Patients undergoing treatment with topical corticosteroids may need additional counseling regarding the greater risk of ptosis and chances for later ptosis repair failure, particularly with external levator advancement and resection (ELR), according to data posted in Ophthalmic Plastic and Reconstructive Surgery.
In an analysis of 406 eyelids (240 patients), investigators discovered “more severe presenting ptosis” and a higher rate of ptosis recurrence among patients with a history of topical corticosteroid use. Continued use of this class of drugs may also create a continuing risk factor during patient recovery after reparative surgeries, especially with ELR, they added. The levator palpebrae superioris consists of slow-twitch muscle, along with fast-twitch muscle fibers which could be susceptible to atrophy upon chronic corticosteroid exposure.
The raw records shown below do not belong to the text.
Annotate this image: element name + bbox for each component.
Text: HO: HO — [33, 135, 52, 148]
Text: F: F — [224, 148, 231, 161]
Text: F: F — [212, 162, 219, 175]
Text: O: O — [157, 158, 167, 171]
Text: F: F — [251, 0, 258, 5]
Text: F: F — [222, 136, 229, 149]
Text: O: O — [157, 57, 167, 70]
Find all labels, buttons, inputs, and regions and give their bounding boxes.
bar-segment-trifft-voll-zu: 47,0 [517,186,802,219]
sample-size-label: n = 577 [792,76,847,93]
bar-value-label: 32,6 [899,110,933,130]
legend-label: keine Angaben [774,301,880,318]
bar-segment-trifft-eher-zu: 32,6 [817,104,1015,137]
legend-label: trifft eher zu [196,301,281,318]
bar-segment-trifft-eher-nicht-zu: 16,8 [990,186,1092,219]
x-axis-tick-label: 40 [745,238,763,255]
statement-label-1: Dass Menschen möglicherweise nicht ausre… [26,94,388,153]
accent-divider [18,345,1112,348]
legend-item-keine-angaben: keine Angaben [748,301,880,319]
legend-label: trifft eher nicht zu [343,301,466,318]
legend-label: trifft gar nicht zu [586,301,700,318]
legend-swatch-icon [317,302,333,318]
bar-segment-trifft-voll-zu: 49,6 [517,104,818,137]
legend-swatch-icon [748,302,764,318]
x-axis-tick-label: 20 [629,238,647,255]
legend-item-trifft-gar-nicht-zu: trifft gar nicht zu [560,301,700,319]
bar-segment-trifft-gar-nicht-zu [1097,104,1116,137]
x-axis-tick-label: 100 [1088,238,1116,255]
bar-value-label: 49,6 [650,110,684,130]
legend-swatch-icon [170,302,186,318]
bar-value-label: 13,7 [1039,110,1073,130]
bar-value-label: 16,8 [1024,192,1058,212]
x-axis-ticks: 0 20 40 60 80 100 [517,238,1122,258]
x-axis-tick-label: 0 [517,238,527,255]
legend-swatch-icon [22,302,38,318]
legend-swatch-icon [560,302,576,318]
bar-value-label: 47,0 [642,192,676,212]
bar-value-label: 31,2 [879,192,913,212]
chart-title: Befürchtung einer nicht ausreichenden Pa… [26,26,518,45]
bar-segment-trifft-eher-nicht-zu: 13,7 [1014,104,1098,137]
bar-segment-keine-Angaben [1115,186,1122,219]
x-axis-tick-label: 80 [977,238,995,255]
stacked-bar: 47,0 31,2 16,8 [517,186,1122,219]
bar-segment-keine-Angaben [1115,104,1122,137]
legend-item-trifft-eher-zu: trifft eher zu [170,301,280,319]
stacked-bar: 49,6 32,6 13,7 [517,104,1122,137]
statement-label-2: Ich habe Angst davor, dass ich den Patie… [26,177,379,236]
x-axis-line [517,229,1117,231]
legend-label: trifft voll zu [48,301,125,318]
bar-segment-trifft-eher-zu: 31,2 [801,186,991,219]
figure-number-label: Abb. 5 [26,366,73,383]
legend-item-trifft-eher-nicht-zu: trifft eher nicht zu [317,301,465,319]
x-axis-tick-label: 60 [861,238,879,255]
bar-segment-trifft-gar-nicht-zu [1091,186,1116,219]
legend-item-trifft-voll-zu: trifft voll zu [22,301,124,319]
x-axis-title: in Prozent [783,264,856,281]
In the retrospective, case-controlled chart review, ptosis recurred in 30% of eyelids with previous topical corticosteroid use, while only 16% of those who had no regular exposure saw recurrence (P =.03). Mean survival rate of repair success was about 6.4 months for participants with prior topical corticosteroid use, but 11 months for those without (P =.02). No statistically significant correlations were found for ptosis relapse based on which corticosteroid was used (P =.17), or exact duration of use (P =.97).
For those whose ptosis reappeared after ELR, 41% had prior topical corticosteroid exposure, as compared with 18% who did not (P =.01). Recurrence rates were lower in recipients of Müller muscle conjunctival resection (MMCR). After MMCR, 12% of corticosteroid-exposed subjects’ ptosis returned, as opposed to 9% of non-corticosteroid users (P =.76). Researchers added that the Müller muscle is sympathetically innervated and mostly made up of collagenous fibers.
Previous studies have shown an association between ptosis and ocular or periocular corticosteroid injections; however none have yet examined the relationship of ptosis repair success with topical corticosteroids until the present analysis, the investigators wrote. Limitations of the study include its retrospective nature, and possible complicating variables such as eyelid muscle tone, and prior procedures including glaucoma filtering surgery.
Participants received at least 3 months of postoperative care. Overall, 44 eyelids of 36 patients had previously taken topical corticosteroids regularly during a mean period of 3.77 years for participants experiencing no recurrence of ptosis, and 3.73 years for those who had recurrence. The study’s designers defined surgical failure as patient or surgeon dissatisfaction with eyelid height, or upper eyelid margin reflex measurement less than 2 mm.
The research speculates that postoperative corticosteroid use may delay eyelid recovery due to impaired muscle healing. “Given the severity of presenting margin reflex distance and the degree of impaired levator function, it is possible that chronic topical corticosteroid use has effects on multiple eyelid retractor tissues, particularly the levator muscle.”
Reference
Dermarkarian CR, Williams KJ, Sweeney AR, Allen RC, Yen MT. Topical corticosteroid use associated with increased degree of ptosis and rate of ptosis repair failure. Ophthalmic Plast and Reconstr Surg. 2021;37(1):33-37. doi:10.1097/IOP.0000000000001671.